Ex-Youngbloods frontman Jesse Colin Young celebrates his 80th birthday today
Ex-Youngbloods frontman Jesse Colin Young celebrates his 80th birthday today
Credit: Brent Cline

Here’s wishing a very happy 80th birthday to singer/songwriter Jesse Colin Young, who came to fame as the frontman of the popular folk-rock band The Youngbloods.

The Youngbloods are most famous for their 1967 rendition of the oft-covered Chester Powers-penned peace anthem “Get Together.” Upon its initial release, the song only reached #62 on the Billboard Hot 100, but it was re-released in 1969 after it was used in a religion-themed TV and radio campaign and wound up going to #5 on the chart.
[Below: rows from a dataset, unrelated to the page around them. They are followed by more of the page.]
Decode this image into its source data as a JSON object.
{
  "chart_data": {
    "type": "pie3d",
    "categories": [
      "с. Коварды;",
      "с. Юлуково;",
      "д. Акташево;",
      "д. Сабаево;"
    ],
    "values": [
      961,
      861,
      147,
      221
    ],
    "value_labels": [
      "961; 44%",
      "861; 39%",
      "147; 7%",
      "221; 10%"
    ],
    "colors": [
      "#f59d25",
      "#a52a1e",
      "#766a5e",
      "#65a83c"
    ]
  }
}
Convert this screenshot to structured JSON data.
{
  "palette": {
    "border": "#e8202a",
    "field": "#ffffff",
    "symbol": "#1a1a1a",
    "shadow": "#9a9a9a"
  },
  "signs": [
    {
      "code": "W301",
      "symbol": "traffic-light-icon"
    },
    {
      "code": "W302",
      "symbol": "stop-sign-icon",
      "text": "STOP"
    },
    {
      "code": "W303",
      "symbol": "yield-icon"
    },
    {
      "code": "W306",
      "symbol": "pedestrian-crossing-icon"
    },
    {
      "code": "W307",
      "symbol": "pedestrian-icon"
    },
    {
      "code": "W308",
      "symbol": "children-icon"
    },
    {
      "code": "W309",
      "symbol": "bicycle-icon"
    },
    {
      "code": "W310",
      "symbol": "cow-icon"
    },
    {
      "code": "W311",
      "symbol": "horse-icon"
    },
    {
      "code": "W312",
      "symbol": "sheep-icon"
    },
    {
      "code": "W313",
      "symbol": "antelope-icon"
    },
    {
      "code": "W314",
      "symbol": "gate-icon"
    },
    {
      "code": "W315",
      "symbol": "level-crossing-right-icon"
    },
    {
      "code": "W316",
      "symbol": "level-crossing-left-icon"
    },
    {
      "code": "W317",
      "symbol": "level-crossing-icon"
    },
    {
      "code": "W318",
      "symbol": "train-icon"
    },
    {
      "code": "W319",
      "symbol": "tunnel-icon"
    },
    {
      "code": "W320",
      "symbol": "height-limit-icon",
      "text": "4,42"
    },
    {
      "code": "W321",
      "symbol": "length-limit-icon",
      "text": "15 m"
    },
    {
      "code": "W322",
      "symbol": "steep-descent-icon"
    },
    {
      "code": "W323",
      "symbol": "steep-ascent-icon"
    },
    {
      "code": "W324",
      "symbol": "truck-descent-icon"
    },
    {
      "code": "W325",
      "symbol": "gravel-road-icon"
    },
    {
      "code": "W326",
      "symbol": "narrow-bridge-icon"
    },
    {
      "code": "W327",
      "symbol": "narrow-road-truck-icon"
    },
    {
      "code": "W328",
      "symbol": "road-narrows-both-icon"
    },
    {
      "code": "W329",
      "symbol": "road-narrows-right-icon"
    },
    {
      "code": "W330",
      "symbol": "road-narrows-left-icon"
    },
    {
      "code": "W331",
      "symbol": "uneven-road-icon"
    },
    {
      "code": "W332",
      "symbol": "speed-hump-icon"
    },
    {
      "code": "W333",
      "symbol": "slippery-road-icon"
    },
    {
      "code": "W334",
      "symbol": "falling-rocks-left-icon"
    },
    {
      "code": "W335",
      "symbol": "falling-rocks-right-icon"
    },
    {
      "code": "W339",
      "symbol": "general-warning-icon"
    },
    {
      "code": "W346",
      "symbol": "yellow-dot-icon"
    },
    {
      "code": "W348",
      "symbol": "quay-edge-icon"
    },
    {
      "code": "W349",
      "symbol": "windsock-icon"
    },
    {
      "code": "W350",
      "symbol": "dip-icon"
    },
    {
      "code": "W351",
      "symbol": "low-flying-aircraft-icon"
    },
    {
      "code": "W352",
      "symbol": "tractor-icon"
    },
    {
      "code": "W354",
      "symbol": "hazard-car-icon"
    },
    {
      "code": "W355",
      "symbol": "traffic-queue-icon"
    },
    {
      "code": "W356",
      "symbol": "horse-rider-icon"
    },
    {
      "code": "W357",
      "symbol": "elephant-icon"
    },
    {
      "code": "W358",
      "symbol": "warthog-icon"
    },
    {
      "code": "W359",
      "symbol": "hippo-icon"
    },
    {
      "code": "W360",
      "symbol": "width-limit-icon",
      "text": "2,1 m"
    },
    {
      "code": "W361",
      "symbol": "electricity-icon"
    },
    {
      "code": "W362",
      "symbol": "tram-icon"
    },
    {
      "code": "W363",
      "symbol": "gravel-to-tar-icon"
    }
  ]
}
Young also wrote many original songs for The Youngbloods, including the popular 1969 tune “Darkness, Darkness,” which was later covered by various artists, among them Mott the Hoople, Eric Burdon, Robert Plant and Ann Wilson.

Jesse had released a couple of solo albums before The Youngbloods were formed, and after the band broke up in 1972 he went back to his solo career.

His most successful solo effort was 1975’s Songbird, which peaked at #26 on the Billboard 200. His most recent collection of new songs is Dreamers, released in 2019.

Last year, Young teamed up with Steve Miller for a new version of “Get Together” that was released as part of the WhyHunger charity’s SongAid campaign. Young also recorded a new rendition of the tune with acclaimed ukulele player Jake Shimabukuro that appears on the latter artist’s new collaborative album Jake & Friends.

Young’s newest single is a cover of the 1971 Cat Stevens tune “Trouble” that Jesse recorded as a duet with his daughter, Jazzie Young.

The track, which is available now via digital formats, celebrates the 50th anniversary of Harold and Maude, the quirky film that featured “Trouble” on its soundtrack.

You can check out a music video for the duet at Young’s official YouTube channel.